À cet instant précis, alors qu’elle se dirigeait vers son placard, une délégation entière déboula, menée par Valentin. Ils se dirigèrent droit vers la chambre d’Alexeï. Visiblement, son état venait d’empirer. Ils ne s’attardèrent pas. À leur sortie, Valentin lança, narquois :

— Notre patient préféré n’en a plus pour longtemps.

Puis ils se dispersèrent.

Le lendemain matin, Valentin se précipita à la chambre d’Alexeï pour préparer papiers et analyses : la mort approchant, tout devait être en ordre pour éviter les ennuis.

Il entra — et resta figé, bouche bée de stupeur : Alexeï était assis sur son lit, en train de boire un thé ! Impossible, car il ne parvenait même pas à se redresser depuis un mois.

— Bonjour, Valentin Constantinovitch !
— Bonjour… — murmura le médecin, frottant ses yeux, incrédule.
— Inutile de stresser ainsi. Envoyez une aide-soignante… ou un aide-soignant : j’aimerais prendre une douche, moi qui suis encore faible.

Valentin hocha la tête sans un mot et sortit précipitamment.

Tama, elle, arpentait nerveusement la pièce. Une semaine exactement s’était écoulée depuis la première injection. Et s’il ne venait pas ? Le traitement avait‑il échoué ? Ou avait‑il simplement perdu espoir ?

Elle commença à s’habiller, se déshabilla, incapable de trouver le moindre répit. Sa tante n’y tint plus :

— Tomka ! Arrête de tourner en rond ! Tu n’es pas une gamine ! Toi-même disais que cet homme est un homme d’affaires sérieux : s’il oublie l’adresse, il saura retrouver. Alors assieds-toi et attends ! Prie pour que tout se passe bien. Sinon, tu retourneras en prison pour vingt ans ! Pourquoi as‑tu voulu te mêler de tout ça ?!

À peine sa tante eut-elle achevé sa tirade qu’une voiture freina brusquement devant la maison. Un homme en sortit, fit le tour, ouvrit la portière passager et aida Alexeï à descendre.

— C’est lui ! — s’écria Tamara. — Tatie, c’est lui ! Vous voyez ?!!

Sa tante tenta de garder un air sévère, mais, en son for intérieur, elle était soulagée de la voir si déterminée. Ici, tout était prêt, confortable, propre… et elle pouvait l’écouter, la prendre dans ses bras, simplement parler.

— Je vois… — souffla-t-elle doucement. — Bravo, Tomka…

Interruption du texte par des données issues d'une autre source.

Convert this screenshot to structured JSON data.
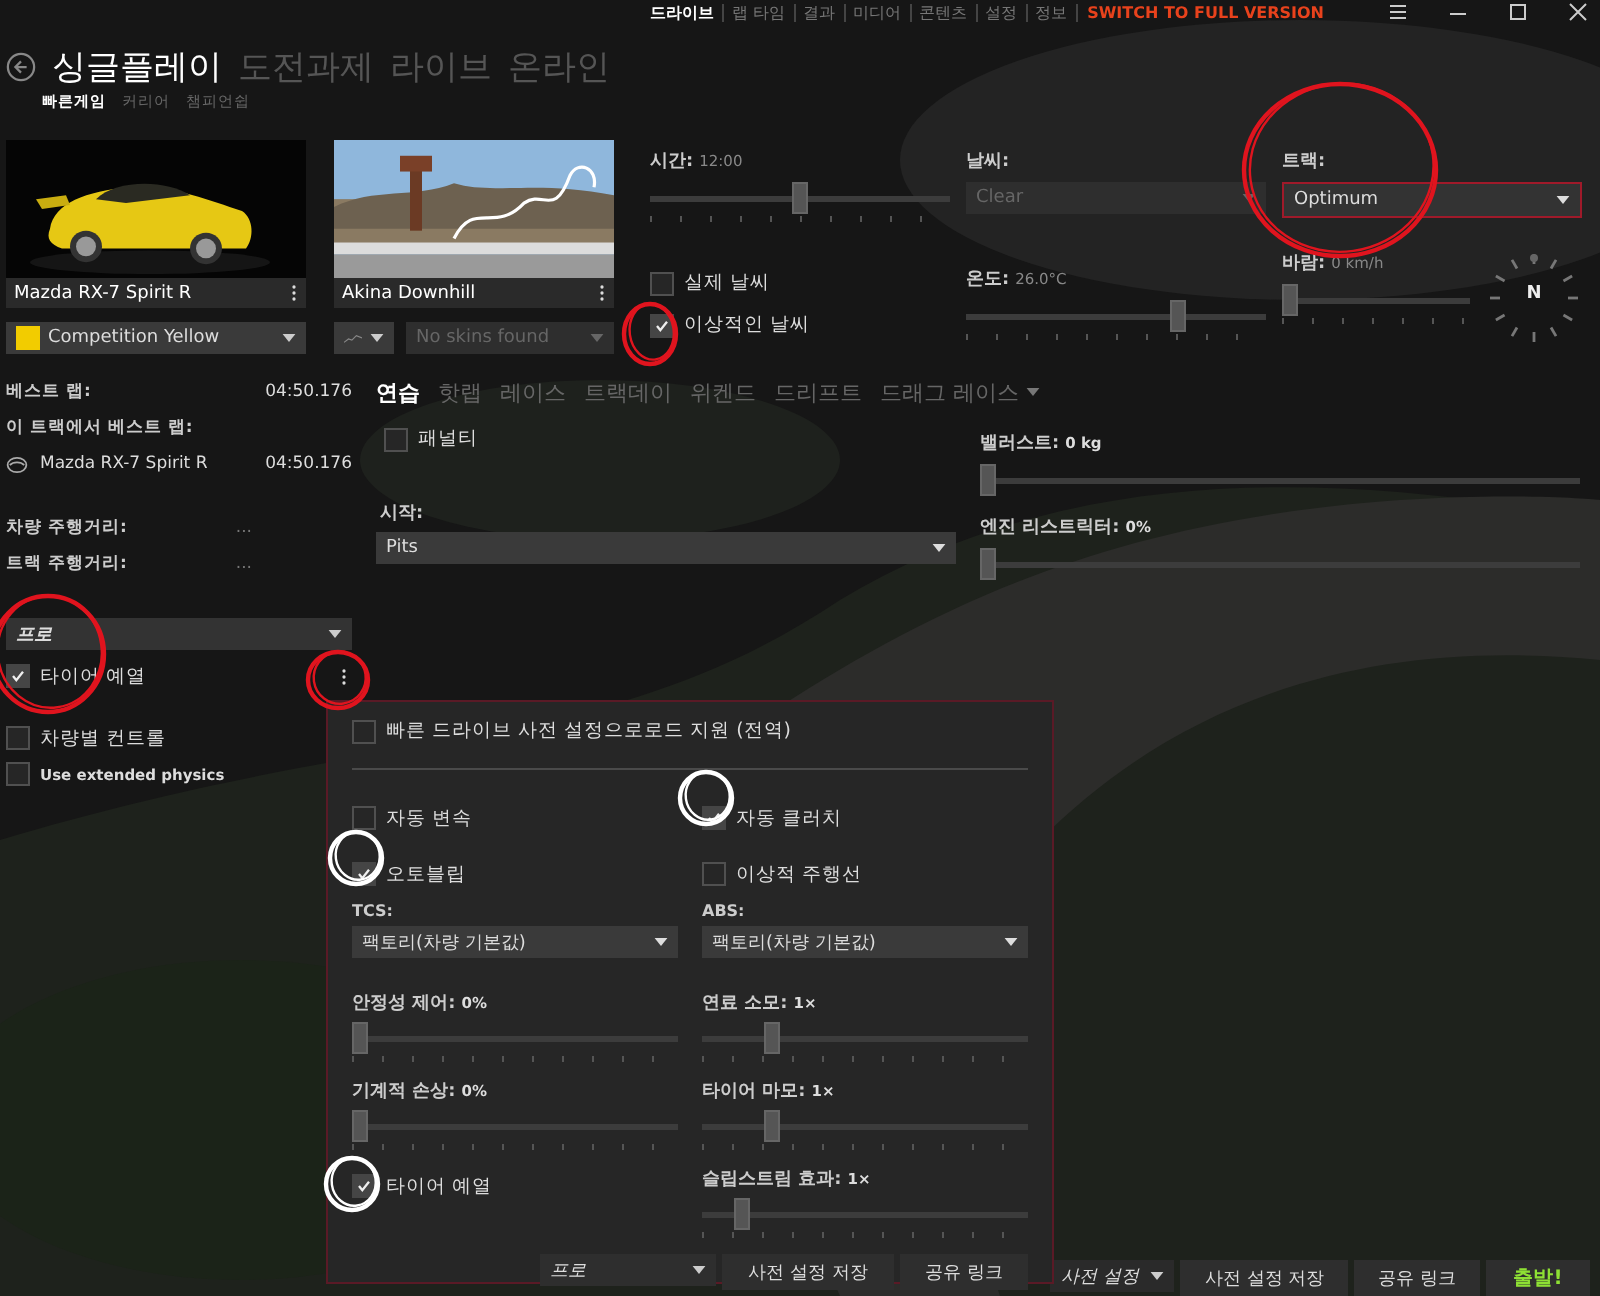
{
  "title_bar": {
    "menu": [
      {
        "label": "드라이브",
        "selected": true
      },
      {
        "label": "랩 타임",
        "selected": false
      },
      {
        "label": "결과",
        "selected": false
      },
      {
        "label": "미디어",
        "selected": false
      },
      {
        "label": "콘텐츠",
        "selected": false
      },
      {
        "label": "설정",
        "selected": false
      },
      {
        "label": "정보",
        "selected": false
      }
    ],
    "upgrade_link": "SWITCH TO FULL VERSION"
  },
  "main_tabs": [
    {
      "label": "싱글플레이",
      "selected": true
    },
    {
      "label": "도전과제",
      "selected": false
    },
    {
      "label": "라이브",
      "selected": false
    },
    {
      "label": "온라인",
      "selected": false
    }
  ],
  "sub_tabs": [
    {
      "label": "빠른게임",
      "selected": true
    },
    {
      "label": "커리어",
      "selected": false
    },
    {
      "label": "챔피언쉽",
      "selected": false
    }
  ],
  "car": {
    "name": "Mazda RX-7 Spirit R",
    "skin": "Competition Yellow"
  },
  "track": {
    "name": "Akina Downhill",
    "skin": "No skins found"
  },
  "conditions": {
    "time": {
      "label": "시간:",
      "value": "12:00",
      "level": 0.5
    },
    "weather": {
      "label": "날씨:",
      "value": "Clear",
      "disabled": true
    },
    "track_state": {
      "label": "트랙:",
      "value": "Optimum"
    },
    "real_weather": {
      "label": "실제 날씨",
      "checked": false
    },
    "ideal_weather": {
      "label": "이상적인 날씨",
      "checked": true
    },
    "temperature": {
      "label": "온도:",
      "value": "26.0°C",
      "level": 0.72
    },
    "wind": {
      "label": "바람:",
      "value": "0 km/h",
      "level": 0
    },
    "compass": "N"
  },
  "records": {
    "best_lap": {
      "label": "베스트 랩:",
      "value": "04:50.176"
    },
    "track_best_label": "이 트랙에서 베스트 랩:",
    "track_best": {
      "car": "Mazda RX-7 Spirit R",
      "value": "04:50.176"
    },
    "car_distance": {
      "label": "차량 주행거리:",
      "value": "..."
    },
    "track_distance": {
      "label": "트랙 주행거리:",
      "value": "..."
    }
  },
  "assist_preset": "프로",
  "left_options": [
    {
      "label": "타이어 예열",
      "checked": true
    },
    {
      "label": "차량별 컨트롤",
      "checked": false
    },
    {
      "label": "Use extended physics",
      "checked": false
    }
  ],
  "modes": [
    {
      "label": "연습",
      "selected": true,
      "menu": false
    },
    {
      "label": "핫랩",
      "selected": false,
      "menu": false
    },
    {
      "label": "레이스",
      "selected": false,
      "menu": false
    },
    {
      "label": "트랙데이",
      "selected": false,
      "menu": false
    },
    {
      "label": "위켄드",
      "selected": false,
      "menu": false
    },
    {
      "label": "드리프트",
      "selected": false,
      "menu": false
    },
    {
      "label": "드래그 레이스",
      "selected": false,
      "menu": true
    }
  ],
  "session": {
    "penalty": {
      "label": "패널티",
      "checked": false
    },
    "start": {
      "label": "시작:",
      "value": "Pits"
    },
    "ballast": {
      "label": "밸러스트:",
      "value": "0 kg",
      "level": 0
    },
    "restrictor": {
      "label": "엔진 리스트릭터:",
      "value": "0%",
      "level": 0
    }
  },
  "assists": {
    "quick_preset": {
      "label": "빠른 드라이브 사전 설정으로로드 지원 (전역)",
      "checked": false
    },
    "items": [
      {
        "kind": "checkbox",
        "label": "자동 변속",
        "checked": false
      },
      {
        "kind": "checkbox",
        "label": "자동 클러치",
        "checked": true
      },
      {
        "kind": "checkbox",
        "label": "오토블립",
        "checked": true
      },
      {
        "kind": "checkbox",
        "label": "이상적 주행선",
        "checked": false
      },
      {
        "kind": "dropdown",
        "label": "TCS:",
        "value": "팩토리(차량 기본값)"
      },
      {
        "kind": "dropdown",
        "label": "ABS:",
        "value": "팩토리(차량 기본값)"
      },
      {
        "kind": "slider",
        "label": "안정성 제어:",
        "value": "0%",
        "level": 0
      },
      {
        "kind": "slider",
        "label": "연료 소모:",
        "value": "1×",
        "level": 0.2
      },
      {
        "kind": "slider",
        "label": "기계적 손상:",
        "value": "0%",
        "level": 0
      },
      {
        "kind": "slider",
        "label": "타이어 마모:",
        "value": "1×",
        "level": 0.2
      },
      {
        "kind": "checkbox",
        "label": "타이어 예열",
        "checked": true
      },
      {
        "kind": "slider",
        "label": "슬립스트림 효과:",
        "value": "1×",
        "level": 0.1
      }
    ],
    "preset": "프로",
    "buttons": [
      "사전 설정 저장",
      "공유 링크"
    ]
  },
  "bottom_bar": {
    "preset": "사전 설정",
    "buttons": [
      "사전 설정 저장",
      "공유 링크"
    ],
    "start": "출발!"
  }
}
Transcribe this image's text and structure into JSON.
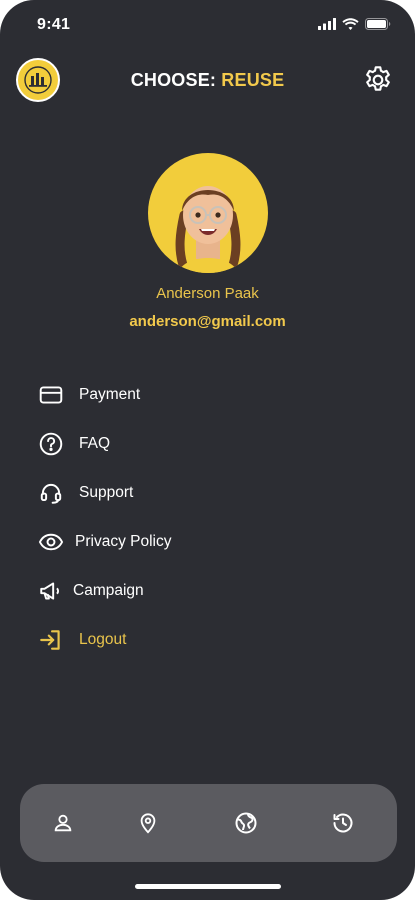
{
  "status_bar": {
    "time": "9:41"
  },
  "header": {
    "title_prefix": "CHOOSE: ",
    "title_accent": "REUSE",
    "logo_icon": "recycle-logo-icon",
    "settings_icon": "gear-icon"
  },
  "profile": {
    "name": "Anderson Paak",
    "email": "anderson@gmail.com",
    "avatar_icon": "memoji-avatar"
  },
  "menu": {
    "items": [
      {
        "label": "Payment",
        "icon": "credit-card-icon"
      },
      {
        "label": "FAQ",
        "icon": "question-circle-icon"
      },
      {
        "label": "Support",
        "icon": "headset-icon"
      },
      {
        "label": "Privacy Policy",
        "icon": "eye-icon"
      },
      {
        "label": "Campaign",
        "icon": "megaphone-icon"
      },
      {
        "label": "Logout",
        "icon": "logout-icon"
      }
    ]
  },
  "bottom_nav": {
    "items": [
      {
        "icon": "user-icon"
      },
      {
        "icon": "location-pin-icon"
      },
      {
        "icon": "globe-icon"
      },
      {
        "icon": "history-icon"
      }
    ]
  },
  "colors": {
    "background": "#2c2d33",
    "accent": "#f2c94c",
    "nav_bg": "#5b5b60"
  }
}
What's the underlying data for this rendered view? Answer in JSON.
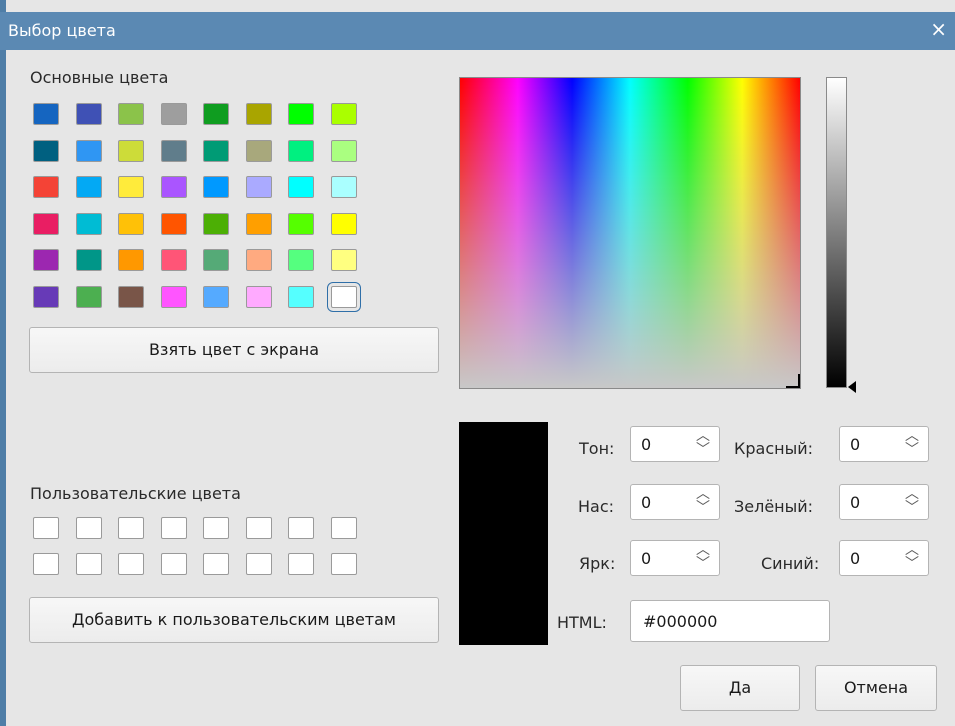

Après la deuxième injection, Alexeï resta presque toute la journée chez elles. Ils burent du thé, eurent de longues conversations. Le matin de la troisième injection, il arriva de bonne heure et repartit tard le soir, racontant comment Valentin avait été remis à sa place et comment, peu à peu, les règles changeaient à l’hôpital.

Avant de partir, il hésita un instant, puis demanda :

— Tamara… puis-je vous inviter au restaurant ?

Elle le dévisagea, puis murmura :

— Vous n’avez rien oublié ? Je… viens de sortir de prison.

Alexeï sourit :

— Quand j’étais enfant, je volais le déjeuner dans la cartable de mes camarades.

Toma le regarda, étonnée, puis éclata de rire — un vrai rire, chaleureux. Elle ne riait plus ainsi depuis si longtemps.

— Eh bien… très certainement, alors.

Sa tante, à la fenêtre, détourna le regard et glissa :

— Merci… Une bonne fille, cette Tamara… Elle mérite le bonheur.